Non era mica brava a scuola. Le sembrava tempo sprecato star fermi. Un’insopportabile paralisi. Fuori il sole, dentro i libri. Fuori la corda, il cesto, la terra, dentro i quaderni. Dentro l’ordine, fuori il gioco. Dentro buio, fuori luce. Dentro i vecchi, fuori i bambini. Fuori lei, separata dai bambini
La sua vicina di casa la usava come bambola. La truccava, la vestiva e si chiudeva nell’armadio. Fingendo di essere un principe. Fuori restava il cortile. Vuoto. Dentro i nonni malati. In seguito, la vicina, che aveva otto anni più di lei, se ne andò con un ragazzo maggiorenne e geloso. All’interno dell’armadio non abitava più nessuno.
Era lenta. Quando guardava in una stanza le cose e le persone si allontanavano.
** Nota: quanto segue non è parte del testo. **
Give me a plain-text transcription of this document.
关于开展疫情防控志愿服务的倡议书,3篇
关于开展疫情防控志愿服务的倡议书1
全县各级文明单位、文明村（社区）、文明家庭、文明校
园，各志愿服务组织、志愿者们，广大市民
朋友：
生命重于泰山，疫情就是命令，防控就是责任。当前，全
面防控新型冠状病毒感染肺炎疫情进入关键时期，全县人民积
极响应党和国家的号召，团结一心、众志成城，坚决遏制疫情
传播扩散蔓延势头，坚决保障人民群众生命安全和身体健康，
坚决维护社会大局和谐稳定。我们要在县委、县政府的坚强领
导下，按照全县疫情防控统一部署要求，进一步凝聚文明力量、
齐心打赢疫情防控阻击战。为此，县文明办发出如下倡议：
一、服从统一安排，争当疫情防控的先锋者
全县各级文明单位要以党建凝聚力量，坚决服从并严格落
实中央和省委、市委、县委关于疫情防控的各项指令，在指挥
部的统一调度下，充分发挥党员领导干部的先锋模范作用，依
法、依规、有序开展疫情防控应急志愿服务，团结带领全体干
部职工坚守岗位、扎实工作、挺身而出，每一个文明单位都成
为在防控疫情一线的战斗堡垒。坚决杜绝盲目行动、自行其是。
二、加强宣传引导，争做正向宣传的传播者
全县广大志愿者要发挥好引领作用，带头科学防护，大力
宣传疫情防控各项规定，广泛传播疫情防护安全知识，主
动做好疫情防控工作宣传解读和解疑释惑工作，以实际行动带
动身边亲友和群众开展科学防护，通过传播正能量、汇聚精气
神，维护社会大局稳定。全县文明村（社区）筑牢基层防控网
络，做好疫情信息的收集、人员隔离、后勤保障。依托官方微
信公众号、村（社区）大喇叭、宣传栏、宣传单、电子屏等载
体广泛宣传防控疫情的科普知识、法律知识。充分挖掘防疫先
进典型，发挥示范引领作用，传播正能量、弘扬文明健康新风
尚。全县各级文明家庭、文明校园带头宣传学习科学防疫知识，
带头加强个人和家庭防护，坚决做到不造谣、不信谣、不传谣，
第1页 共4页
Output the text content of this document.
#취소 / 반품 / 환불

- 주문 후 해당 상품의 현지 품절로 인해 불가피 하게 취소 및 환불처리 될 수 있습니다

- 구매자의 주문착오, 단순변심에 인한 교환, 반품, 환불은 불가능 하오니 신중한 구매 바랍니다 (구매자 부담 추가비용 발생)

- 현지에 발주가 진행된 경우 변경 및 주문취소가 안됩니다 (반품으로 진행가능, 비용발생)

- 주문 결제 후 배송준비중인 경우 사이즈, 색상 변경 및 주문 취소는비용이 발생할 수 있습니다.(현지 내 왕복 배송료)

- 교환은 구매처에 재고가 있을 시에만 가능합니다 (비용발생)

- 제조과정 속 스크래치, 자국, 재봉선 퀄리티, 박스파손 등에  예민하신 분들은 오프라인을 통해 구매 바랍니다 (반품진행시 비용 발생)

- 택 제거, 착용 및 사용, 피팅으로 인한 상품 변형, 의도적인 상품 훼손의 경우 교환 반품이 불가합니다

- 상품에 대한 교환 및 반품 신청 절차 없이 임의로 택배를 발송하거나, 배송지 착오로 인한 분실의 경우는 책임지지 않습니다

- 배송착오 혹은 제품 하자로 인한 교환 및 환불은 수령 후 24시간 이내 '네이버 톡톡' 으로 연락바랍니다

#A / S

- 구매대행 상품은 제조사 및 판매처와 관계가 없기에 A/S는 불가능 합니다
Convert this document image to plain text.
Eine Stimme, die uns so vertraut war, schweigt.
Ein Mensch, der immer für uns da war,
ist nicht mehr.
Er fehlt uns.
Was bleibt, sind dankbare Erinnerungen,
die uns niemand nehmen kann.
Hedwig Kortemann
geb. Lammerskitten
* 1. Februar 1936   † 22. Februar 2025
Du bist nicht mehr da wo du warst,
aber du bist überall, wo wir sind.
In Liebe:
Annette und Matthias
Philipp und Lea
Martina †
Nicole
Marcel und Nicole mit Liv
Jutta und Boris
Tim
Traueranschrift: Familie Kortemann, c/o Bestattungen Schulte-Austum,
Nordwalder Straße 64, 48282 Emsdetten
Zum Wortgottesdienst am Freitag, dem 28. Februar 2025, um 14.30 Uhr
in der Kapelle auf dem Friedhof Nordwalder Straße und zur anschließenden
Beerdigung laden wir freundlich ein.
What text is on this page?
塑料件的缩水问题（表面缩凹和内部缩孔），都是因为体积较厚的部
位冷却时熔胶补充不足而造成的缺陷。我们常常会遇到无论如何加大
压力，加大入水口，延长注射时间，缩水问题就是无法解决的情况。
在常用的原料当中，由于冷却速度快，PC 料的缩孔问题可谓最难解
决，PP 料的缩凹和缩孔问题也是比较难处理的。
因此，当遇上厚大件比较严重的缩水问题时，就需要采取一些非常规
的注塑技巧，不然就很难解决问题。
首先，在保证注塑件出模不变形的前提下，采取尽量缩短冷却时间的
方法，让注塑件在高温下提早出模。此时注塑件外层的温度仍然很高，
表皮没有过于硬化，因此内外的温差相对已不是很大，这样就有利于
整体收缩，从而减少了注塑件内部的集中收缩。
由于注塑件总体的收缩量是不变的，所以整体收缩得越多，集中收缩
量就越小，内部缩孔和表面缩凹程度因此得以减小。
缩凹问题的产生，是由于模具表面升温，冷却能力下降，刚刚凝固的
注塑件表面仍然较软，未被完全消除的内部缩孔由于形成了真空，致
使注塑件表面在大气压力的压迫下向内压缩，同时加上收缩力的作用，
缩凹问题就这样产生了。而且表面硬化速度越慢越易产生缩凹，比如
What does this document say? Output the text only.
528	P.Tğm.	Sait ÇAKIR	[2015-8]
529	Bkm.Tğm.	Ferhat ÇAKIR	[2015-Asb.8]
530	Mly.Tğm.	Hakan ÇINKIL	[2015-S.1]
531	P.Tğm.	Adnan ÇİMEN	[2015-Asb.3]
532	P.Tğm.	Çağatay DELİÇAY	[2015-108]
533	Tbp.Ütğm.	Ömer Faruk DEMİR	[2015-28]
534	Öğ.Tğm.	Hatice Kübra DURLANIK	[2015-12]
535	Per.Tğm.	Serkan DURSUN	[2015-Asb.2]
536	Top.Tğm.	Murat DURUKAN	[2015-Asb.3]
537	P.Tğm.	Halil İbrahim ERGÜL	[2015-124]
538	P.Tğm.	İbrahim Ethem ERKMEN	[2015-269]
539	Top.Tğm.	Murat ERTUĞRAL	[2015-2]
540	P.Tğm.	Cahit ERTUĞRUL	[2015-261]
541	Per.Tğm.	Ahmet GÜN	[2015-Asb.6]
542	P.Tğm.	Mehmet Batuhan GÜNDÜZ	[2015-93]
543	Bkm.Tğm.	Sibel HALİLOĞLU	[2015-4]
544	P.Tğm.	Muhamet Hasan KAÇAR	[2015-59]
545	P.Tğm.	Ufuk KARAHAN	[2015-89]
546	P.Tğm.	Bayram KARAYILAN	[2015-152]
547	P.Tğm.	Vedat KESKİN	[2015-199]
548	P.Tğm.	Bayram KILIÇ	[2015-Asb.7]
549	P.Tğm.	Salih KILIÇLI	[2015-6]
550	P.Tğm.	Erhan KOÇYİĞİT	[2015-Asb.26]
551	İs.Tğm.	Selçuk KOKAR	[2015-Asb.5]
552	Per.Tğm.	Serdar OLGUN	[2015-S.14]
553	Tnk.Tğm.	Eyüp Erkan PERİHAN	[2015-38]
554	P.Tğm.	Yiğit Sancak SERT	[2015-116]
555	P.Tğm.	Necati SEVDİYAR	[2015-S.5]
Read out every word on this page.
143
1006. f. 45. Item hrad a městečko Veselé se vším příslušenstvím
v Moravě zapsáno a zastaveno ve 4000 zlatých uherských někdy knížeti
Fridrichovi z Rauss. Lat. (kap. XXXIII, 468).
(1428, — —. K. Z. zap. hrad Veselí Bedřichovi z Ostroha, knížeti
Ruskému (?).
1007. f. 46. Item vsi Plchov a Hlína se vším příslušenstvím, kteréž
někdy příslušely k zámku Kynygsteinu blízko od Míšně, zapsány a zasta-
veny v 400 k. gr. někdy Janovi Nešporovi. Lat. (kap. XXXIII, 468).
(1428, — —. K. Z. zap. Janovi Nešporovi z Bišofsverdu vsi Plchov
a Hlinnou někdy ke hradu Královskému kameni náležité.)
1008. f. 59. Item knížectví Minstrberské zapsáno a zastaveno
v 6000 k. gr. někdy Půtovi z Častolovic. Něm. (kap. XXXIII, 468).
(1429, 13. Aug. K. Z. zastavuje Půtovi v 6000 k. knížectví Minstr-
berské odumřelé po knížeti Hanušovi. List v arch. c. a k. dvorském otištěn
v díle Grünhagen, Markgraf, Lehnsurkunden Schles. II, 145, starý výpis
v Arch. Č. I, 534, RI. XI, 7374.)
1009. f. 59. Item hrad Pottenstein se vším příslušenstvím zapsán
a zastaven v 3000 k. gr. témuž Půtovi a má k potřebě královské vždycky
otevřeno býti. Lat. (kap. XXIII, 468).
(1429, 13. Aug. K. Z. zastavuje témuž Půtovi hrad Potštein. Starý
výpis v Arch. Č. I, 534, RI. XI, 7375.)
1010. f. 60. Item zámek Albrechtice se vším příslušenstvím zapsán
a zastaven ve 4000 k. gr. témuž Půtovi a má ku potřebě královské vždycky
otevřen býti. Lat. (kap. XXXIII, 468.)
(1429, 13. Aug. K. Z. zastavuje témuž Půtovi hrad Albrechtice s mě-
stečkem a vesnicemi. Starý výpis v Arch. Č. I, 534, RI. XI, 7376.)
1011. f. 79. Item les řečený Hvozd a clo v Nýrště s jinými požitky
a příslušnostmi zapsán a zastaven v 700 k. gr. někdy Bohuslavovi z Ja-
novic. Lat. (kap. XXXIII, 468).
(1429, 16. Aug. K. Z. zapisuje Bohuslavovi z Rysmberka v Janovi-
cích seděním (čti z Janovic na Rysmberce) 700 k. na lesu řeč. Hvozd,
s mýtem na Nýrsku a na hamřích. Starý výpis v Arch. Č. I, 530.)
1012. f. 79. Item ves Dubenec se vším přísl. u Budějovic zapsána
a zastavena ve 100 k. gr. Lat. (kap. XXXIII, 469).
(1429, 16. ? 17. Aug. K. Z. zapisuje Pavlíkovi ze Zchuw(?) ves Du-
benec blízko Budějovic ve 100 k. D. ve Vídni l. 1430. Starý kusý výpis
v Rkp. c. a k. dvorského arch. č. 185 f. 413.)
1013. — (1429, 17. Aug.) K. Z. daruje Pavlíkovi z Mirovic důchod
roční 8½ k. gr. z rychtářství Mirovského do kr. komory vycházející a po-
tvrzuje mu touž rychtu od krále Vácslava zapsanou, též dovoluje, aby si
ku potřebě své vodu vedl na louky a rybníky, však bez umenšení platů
In modo impercettibile, ma si allontanavano. Così, se la chiamavano per andare a tavola, a mangiare o a essere punita perché non voleva, finiva per tardare
La sua forma era piccola, pensava a una bambina di plastica ancora più minuta, che la venisse a trovare durante la notte. Dentro le altre stanze c’era il silenzio ma nella sua si bisbigliava. Il vicino di casa bambino l’aveva convinta dell’esistenza di un mago nella scarpiera dell’ingresso. Nel suo ingresso. Lei andava a rivolgere le sue preghiere all’entità delle scarpe. Ogni pomeriggio alle tre in punto. Nella penombra dell’anticamera pregava con forza che tutti e quattro ringiovanissero.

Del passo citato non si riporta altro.